Ben Collins Week 1: We’re all trying really hard to impress

OUR FRESHER COLUMNIST talks fitting in, boring conversations everyone has in freshers’ week and wavey garms.


 

Before I left for Cambridge, I found myself deliberating what to wear for my first day.

So unshakeable was my desire to impress new potential friends and appear effortlessly cool that I completely failed to notice the irony behind actually exerting more effort than I’ve ever done in my entire life.

I ended up settling on my waviest vintage Adidas jumper (I am so sik rite). Take the piss all you want, but this was a resounding success; three people even used it as the basis of starting a conversation with me.

Let’s just forget the one guy who pointed out that he’d seen two people out in the same jumper that night already. Whoops.

Wavey garm on the left

This need to impress lasted longer than those first few hours.

‘Shit’, I thought to myself, having finished off a really awkward conversation with an English Literature fresher, ‘I came off way too keen about Beat Generation writers; I’d better tone it down for next time’.

I strode off, assured that I’ll get it right next time. I developed a game-plan: just play it cool – be aloof. In the next conversation I pulled it off with ease – I was so chilled and effortless. Nice one, Ben.

‘Hang on’, I realise. ‘Maybe I came across as really cold and uninterested. Fuck, that’s two people who will never speak to me again’.

Can’t be the only one with this poster

For most of us freshers, it’s been at least seven years since we’ve been in an environment in which we’ve had to talk to people with whom we have no connections – no mutual friends to name-drop, no childhood haunts from the same home-town. We are really, really out of practice – and it shows.

It was easier back in Year Seven anyway – chances are you probably knew somebody you could latch onto; until you realised that they were a prick and found your own friends. In any case, you were probably too busy being full of swag with your oversized blazer and massive back-pack to care.

Bak 2 skl

Back then, you were blissfully unaware of the need to socially establish yourself (just roll with it: it’s my excuse for not knowing any girls until year 9).

Fast-forward to my first day at Cambridge, and I’d had some pretty mundane conversations. With every new person comes the same thing; I can feel everyone involved grappling for any common connections.

But it’s no good, and my go-to topics of conversation at home – mutual friends – are bled dry by the fact that they’re from some shitty place somewhere in the North (or maybe it’s the Midlands, who knows) and obviously have nobody in common.

The only thing that really unites you is your ability to get A*s, but let’s be honest, nobody wants to be that sik guy who talks about their A-levels.

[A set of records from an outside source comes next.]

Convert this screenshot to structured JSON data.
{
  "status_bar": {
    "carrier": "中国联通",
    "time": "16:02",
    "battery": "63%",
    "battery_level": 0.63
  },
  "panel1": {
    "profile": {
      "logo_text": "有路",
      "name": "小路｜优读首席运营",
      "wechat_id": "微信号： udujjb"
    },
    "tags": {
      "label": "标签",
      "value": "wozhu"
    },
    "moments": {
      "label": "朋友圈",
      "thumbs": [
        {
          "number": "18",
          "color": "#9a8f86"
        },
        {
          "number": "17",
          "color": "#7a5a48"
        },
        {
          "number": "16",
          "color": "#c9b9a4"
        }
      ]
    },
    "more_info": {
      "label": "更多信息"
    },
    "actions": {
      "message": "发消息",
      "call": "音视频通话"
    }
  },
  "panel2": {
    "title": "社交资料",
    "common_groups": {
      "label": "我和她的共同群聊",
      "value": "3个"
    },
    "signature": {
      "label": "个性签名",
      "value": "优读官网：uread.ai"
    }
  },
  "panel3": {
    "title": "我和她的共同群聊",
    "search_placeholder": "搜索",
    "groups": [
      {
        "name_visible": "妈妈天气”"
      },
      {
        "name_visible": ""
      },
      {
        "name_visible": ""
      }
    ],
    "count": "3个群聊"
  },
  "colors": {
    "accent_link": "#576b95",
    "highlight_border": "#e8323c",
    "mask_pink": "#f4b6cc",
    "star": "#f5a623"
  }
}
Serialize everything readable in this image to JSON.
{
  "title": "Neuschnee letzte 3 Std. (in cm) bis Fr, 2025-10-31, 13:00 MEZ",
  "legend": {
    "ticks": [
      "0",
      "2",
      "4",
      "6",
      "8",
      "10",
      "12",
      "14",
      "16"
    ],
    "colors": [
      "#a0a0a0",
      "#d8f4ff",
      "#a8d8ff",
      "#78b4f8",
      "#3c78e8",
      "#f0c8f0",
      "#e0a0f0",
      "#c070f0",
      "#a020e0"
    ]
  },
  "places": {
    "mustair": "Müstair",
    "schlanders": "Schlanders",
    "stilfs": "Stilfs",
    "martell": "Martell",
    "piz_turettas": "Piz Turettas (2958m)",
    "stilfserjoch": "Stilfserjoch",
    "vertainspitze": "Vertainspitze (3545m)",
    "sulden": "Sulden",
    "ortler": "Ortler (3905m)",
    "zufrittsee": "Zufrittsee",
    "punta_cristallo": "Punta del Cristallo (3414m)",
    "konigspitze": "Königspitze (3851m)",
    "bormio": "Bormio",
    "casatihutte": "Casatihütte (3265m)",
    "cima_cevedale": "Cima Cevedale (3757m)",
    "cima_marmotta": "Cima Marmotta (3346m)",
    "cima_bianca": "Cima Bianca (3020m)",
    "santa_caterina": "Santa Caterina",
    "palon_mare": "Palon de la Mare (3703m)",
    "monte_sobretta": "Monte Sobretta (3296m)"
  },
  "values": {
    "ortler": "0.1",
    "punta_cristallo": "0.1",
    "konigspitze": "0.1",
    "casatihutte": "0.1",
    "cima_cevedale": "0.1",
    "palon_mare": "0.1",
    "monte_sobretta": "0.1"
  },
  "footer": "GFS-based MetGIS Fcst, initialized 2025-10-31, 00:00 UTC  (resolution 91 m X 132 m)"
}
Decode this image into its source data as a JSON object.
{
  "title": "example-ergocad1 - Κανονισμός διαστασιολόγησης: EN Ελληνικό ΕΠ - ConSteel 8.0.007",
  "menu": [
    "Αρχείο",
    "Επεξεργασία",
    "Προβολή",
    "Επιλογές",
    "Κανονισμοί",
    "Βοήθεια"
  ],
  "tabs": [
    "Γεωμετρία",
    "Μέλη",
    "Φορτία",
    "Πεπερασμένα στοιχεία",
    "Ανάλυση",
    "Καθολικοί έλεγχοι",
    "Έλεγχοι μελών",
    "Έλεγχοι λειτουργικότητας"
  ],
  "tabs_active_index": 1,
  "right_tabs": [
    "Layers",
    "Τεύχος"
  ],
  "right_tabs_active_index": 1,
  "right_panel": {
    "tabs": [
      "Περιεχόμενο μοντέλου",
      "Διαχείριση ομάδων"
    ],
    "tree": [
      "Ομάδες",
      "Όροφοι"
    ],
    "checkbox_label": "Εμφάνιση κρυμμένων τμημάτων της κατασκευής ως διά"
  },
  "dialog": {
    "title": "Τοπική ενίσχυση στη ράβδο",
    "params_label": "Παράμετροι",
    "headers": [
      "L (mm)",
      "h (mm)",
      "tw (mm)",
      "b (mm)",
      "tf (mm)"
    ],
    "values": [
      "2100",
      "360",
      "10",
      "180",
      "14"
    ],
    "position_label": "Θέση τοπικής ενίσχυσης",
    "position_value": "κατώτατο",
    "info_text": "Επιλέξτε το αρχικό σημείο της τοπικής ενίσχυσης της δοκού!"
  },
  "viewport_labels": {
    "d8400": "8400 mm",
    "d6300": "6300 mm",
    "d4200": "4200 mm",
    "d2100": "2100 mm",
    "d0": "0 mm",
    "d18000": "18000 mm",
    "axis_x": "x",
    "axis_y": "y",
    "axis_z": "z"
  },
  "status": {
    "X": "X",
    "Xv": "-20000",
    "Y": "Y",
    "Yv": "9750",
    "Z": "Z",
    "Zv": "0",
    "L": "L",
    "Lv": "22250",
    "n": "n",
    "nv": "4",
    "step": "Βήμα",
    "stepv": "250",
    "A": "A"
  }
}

You resort to having the same, regurgitated back-and-forth interrogations about their subject, their college, their home-town and their bewilderment at living in a building that resembles a castle. It’s shit, it’s mundane and everyone involved is tired of the inauthenticity that underlies all these conversations.
A day later, and the tide has changed. It seems the cheap alcohol available at the college bar last night seems to have facilitated some more genuine conversations, as has our hazy memories of a packed Life dance-floor. I mean, if a dubstep remix of Pirates of Caribbean can’t get people engaged in interesting conversations, I don’t know what can.